AI Purple Box

Why Financial Fraud is Becoming Harder to Spot: AI

As we continue to navigate the digital era, Artificial Intelligence (AI) technology advancements have impacted many industries, most notably finance and banking. However, with the development of AI comes a problem: AI is making financial fraud harder to spot.

The repercussions of AI-driven fraud extend beyond the immediate monetary losses. There are substantial costs related to reputation, customer trust, and regulatory compliance. Trust-based business relationships can be eroded due to these fraud incidents, leading to indirect losses that result in direct financial losses.

Traditionally, fraud has been fought using standard detection systems and manual fraud analysis. However, traditional approaches to combat fraud must be revised as fraudsters become more sophisticated, leveraging AI to perpetrate malicious deeds. They have ushered in an era of "intelligent fraud," which is now more complex to detect and prevent.

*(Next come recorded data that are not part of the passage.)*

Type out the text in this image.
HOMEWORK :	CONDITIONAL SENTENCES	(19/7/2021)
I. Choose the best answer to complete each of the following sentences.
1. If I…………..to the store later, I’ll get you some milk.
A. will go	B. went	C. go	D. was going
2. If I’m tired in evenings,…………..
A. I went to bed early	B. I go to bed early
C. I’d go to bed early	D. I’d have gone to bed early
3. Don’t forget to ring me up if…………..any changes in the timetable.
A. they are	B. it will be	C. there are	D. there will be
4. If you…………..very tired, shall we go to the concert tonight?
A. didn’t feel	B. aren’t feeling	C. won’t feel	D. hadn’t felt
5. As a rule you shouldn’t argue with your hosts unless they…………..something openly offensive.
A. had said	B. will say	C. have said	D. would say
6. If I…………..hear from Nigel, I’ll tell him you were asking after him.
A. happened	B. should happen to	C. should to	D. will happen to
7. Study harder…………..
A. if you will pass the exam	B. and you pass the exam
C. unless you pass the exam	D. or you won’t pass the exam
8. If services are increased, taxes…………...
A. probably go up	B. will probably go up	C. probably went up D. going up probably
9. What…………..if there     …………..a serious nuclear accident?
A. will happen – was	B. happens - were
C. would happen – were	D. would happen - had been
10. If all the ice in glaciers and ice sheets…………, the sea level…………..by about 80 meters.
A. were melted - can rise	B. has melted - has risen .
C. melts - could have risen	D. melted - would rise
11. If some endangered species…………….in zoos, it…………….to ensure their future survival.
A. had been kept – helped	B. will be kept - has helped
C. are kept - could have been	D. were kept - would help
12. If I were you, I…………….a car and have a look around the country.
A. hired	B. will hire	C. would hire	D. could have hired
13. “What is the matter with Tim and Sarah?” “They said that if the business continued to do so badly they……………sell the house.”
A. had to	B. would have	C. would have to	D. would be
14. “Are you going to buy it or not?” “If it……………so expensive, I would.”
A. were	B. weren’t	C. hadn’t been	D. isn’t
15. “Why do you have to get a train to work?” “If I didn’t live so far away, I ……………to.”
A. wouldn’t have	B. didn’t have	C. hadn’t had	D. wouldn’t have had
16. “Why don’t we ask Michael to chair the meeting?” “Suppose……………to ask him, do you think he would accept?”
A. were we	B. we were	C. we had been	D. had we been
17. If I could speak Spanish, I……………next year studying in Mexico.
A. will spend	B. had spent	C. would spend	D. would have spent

This escalating sophistication of financial fraud exemplifies a "moving-target defense" that the finance and banking sectors must continue to implement. Fraudsters relentlessly adapt their tactics, forcing businesses and banks to continually adjust their fraud detection models, which, in turn, slows down the detection process, allowing fraudsters more time to prepare their schemes.

Machine learning (ML), a subset of AI, is a critical feature that fuels this complexity. Fraudsters deploy machine learning algorithms to understand and exploit patterns in data, facilitating the creation of new fraud techniques. Consequently, while financial institutions race to incorporate AI to help prevent fraud, online fraudsters use these same systems to accomplish their schemes at an alarming rate, making financial fraud harder to spot.

Another harmful aspect of AI is the concept of deepfakes, a sophisticated AI application that creates counterfeit audio and videos that seem real. Hackers and fraudsters can now manipulate data to validate fraudulent transactions. They use these deepfakes to imitate voices on the phone or foster fake video conferences, duping authorized personnel to validate transactions illegitimately.

Despite the growing complexity of spotting financial fraud, a silver lining exists. AI and machine learning technologies are diverse and flexible enough to be used by financial institutions to combat these advancing fraud techniques. While AI has increased the difficulty of spotting financial fraud, continuous deployment of proper AI measures, increased collaboration, and the evolution of fraud detection models can tilt the scales in favor of financial operations.